Introducing the January Issue
Alan Lightman, John Darnielle, Art Spiegelman, Anne Carson, and more.
In 1850, in the first issue of Harper’s Magazine, the editors laid out their plan for a publication that “no one who has the slightest relish for miscellaneous reading, or the slightest desire to keep himself informed of the progress and results of the literary genius of his own age, would willingly be without.” This spring, we will relaunch the magazine with some design and editorial changes that will enliven but still honor that tradition. Most of these are top secret for now but, with my first issue as editor, I can announce a few exciting additions to our roster of staff writers. Starting in April, Walter Kirn will join Rebecca Solnit as an Easy Chair columnist. Throughout the coming year, we’ll have regular essays on film, television, music, and more from Rivka Galchen, A. S. Hamrah, and Emily Witt. And Christine Smallwood, who has been writing New Books every other month since 2014, will take over that column full time.
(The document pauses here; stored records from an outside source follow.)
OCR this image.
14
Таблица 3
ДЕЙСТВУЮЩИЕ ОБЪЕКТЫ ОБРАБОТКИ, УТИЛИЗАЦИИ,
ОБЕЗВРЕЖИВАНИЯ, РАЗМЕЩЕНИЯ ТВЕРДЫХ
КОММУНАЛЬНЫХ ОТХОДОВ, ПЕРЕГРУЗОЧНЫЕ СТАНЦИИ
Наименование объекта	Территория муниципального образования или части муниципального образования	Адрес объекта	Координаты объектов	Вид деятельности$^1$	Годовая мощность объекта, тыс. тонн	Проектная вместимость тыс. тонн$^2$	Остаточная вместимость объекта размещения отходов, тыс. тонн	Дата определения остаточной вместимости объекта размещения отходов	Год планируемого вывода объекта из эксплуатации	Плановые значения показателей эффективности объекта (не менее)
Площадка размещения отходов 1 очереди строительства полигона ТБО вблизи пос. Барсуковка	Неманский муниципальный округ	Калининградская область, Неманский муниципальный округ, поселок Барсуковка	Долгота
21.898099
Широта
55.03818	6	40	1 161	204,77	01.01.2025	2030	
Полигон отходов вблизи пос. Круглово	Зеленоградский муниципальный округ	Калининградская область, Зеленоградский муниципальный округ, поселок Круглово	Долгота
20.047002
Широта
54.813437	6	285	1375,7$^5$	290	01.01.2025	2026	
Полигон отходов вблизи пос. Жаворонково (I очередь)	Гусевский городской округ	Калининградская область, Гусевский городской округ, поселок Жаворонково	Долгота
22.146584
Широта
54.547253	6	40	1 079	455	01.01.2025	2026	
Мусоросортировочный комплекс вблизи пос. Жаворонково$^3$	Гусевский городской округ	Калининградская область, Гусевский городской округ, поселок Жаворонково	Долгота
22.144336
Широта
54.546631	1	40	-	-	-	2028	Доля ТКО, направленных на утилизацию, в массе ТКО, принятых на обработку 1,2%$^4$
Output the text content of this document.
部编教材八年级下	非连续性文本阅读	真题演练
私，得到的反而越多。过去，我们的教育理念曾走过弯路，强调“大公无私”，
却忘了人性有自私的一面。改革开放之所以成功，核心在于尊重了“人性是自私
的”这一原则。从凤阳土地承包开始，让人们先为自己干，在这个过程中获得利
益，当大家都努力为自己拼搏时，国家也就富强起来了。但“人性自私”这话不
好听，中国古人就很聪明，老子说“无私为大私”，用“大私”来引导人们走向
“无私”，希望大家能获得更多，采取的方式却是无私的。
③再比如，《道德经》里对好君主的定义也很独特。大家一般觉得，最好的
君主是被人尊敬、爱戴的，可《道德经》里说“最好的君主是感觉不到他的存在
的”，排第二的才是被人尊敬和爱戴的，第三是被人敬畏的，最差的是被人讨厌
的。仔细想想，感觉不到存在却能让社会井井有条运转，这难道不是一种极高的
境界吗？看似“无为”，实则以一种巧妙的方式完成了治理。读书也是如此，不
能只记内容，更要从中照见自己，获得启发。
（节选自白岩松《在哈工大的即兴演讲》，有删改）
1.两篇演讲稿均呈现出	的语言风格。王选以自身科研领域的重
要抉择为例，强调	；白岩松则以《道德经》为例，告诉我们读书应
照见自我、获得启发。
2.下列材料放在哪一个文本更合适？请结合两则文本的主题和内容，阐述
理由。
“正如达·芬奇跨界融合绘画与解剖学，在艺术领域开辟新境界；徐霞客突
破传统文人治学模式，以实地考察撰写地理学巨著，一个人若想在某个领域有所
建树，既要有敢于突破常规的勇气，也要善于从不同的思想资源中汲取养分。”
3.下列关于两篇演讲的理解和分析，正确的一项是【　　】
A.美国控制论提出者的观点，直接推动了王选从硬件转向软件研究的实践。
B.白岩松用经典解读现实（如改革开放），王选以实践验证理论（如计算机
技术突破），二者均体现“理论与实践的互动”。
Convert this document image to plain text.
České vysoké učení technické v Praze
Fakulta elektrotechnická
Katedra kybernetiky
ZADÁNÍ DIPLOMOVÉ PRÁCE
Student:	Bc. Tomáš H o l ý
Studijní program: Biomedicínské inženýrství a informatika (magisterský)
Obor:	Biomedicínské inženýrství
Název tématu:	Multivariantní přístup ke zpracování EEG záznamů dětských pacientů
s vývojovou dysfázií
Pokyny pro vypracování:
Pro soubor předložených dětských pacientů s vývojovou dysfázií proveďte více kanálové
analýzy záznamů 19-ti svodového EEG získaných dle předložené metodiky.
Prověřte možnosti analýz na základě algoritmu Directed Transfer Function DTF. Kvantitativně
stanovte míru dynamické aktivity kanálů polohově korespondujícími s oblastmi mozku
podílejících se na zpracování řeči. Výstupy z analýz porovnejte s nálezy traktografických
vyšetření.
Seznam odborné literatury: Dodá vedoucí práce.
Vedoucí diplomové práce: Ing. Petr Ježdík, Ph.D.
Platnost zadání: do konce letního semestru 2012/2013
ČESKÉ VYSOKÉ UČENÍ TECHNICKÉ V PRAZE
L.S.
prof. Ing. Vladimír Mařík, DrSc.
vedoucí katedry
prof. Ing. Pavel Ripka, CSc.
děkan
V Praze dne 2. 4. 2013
Our cover story for January is a deep investigation by Scott Sayare into jihadism and the French legal system. One response to attacks like the assault on the Bataclan in Paris or the Inland Regional Center in San Bernardino is to simply lock up anyone who expresses radical religious views. The French have been trying that approach since 1996, using a broad antiterror law known as association de malfaiteurs terroriste, which allows prosecutors to “detect dangerous behavior ahead of time” and “neutralize people judicially.” That mission, it now seems clear, has been a failure. To report this story, Sayare interviewed Djamel Beghal, whom the Washington Post called “the charming and chilling mentor” of the Charlie Hebdo attackers. Beghal was arrested in 2001 and eventually convicted under association de malfaiteurs terroriste; he remains in prison today. He has rarely spoken to the press, but he sent Sayare 226 pages of letters describing his life, his philosophy, and the network of jihadis he met in the French prison system. When Sayare began reporting this story, it was an open question whether France would see another massacre like the one that happened at Charlie Hebdo. Now, unfortunately, we know.
Events in France and closer to home might lead you to seek solace in the infinite, in the mysteries of our vast and expanding universe. For the lead essay in the new issue, Alan Lightman tackles perhaps the most fundamental question of all: What happened before the Big Bang? Lightman talks to physicists in the “high risk, high gain” field of quantum cosmology who are beginning to provide some answers. He considers the possibility that there were multiple big bangs, delves into the spooky phenomenon of quantum tunneling, and asks whether there is room for a divine creator in the most up-to-date theories about the origin of the universe.
Peter Rasmussen, an oncologist practicing in Salem, Oregon, spent twenty years helping terminally ill patients choose how they want to die. He became a prominent supporter of physician-assisted suicide; the original name of the case that preserved the Oregon Death with Dignity Act was Oregon and Rasmussen v. Ashcroft. In 2014, Rasmussen discovered that he had a form of brain cancer with a median survival rate of seven months. Following that diagnosis, Brooke Jarvis spent the spring and summer with Rasmussen as he considered the possibility of his own suicide and reflected on what makes a good life and a good death.
Fans of the Mountain Goats will cheer the appearance of a new contributor to Harper’s Magazine: John Darnielle, who traveled to Germany for us to report on a performance of John Cage’s ORGAN²/ASLSP that’s expected to last over 600 years. Darnielle was present for one of the only chord changes scheduled for this decade, an occasion for pilgrimages from Cage scholars and adventurous musicians alike.
Our New Books column is in many ways a celebration of variety; in the January issue, Christine Smallwood celebrates Variety: The Life of a Roman Concept, which she considers alongside books by Nicola Gardini and Jhumpa Lahiri. We also have a review by Emily Cooke of a new authorized-then-unauthorized biography of Ted Hughes (“The dogs in the street seem to have more ideas about me than I have,” Hughes once said) and a swim through several new works of animation from Japan by Rafil Kroll-Zaidi.
Also in this issue: Andrew Cockburn writes about our “special relationship” with Al Qaeda, our once and (perhaps) future ally; Art Spiegelman, a bona fide genius of comic art, discusses Art Young, a bona fide genius of political cartooning; Fredrik deBoer tells us about the relationship between Louis Farrakhan and Black Lives Matter; and Anne Carson describes what happens when a zombie meets a snake, in her first published short story.
In that inaugural issue of Harper’s from 1850, the editors didn’t just talk about literary genius; they also made a pitch. Subscriptions were $3 a year: a rate so low, and “a value so much beyond its price,” that they predicted the magazine would “make its way into the hands or the family circle of every intelligent citizen of the United States.” I’ll note here, without further comment, that $3 in 1850 is the equivalent of $85 today, and that our current subscription price is $45.99.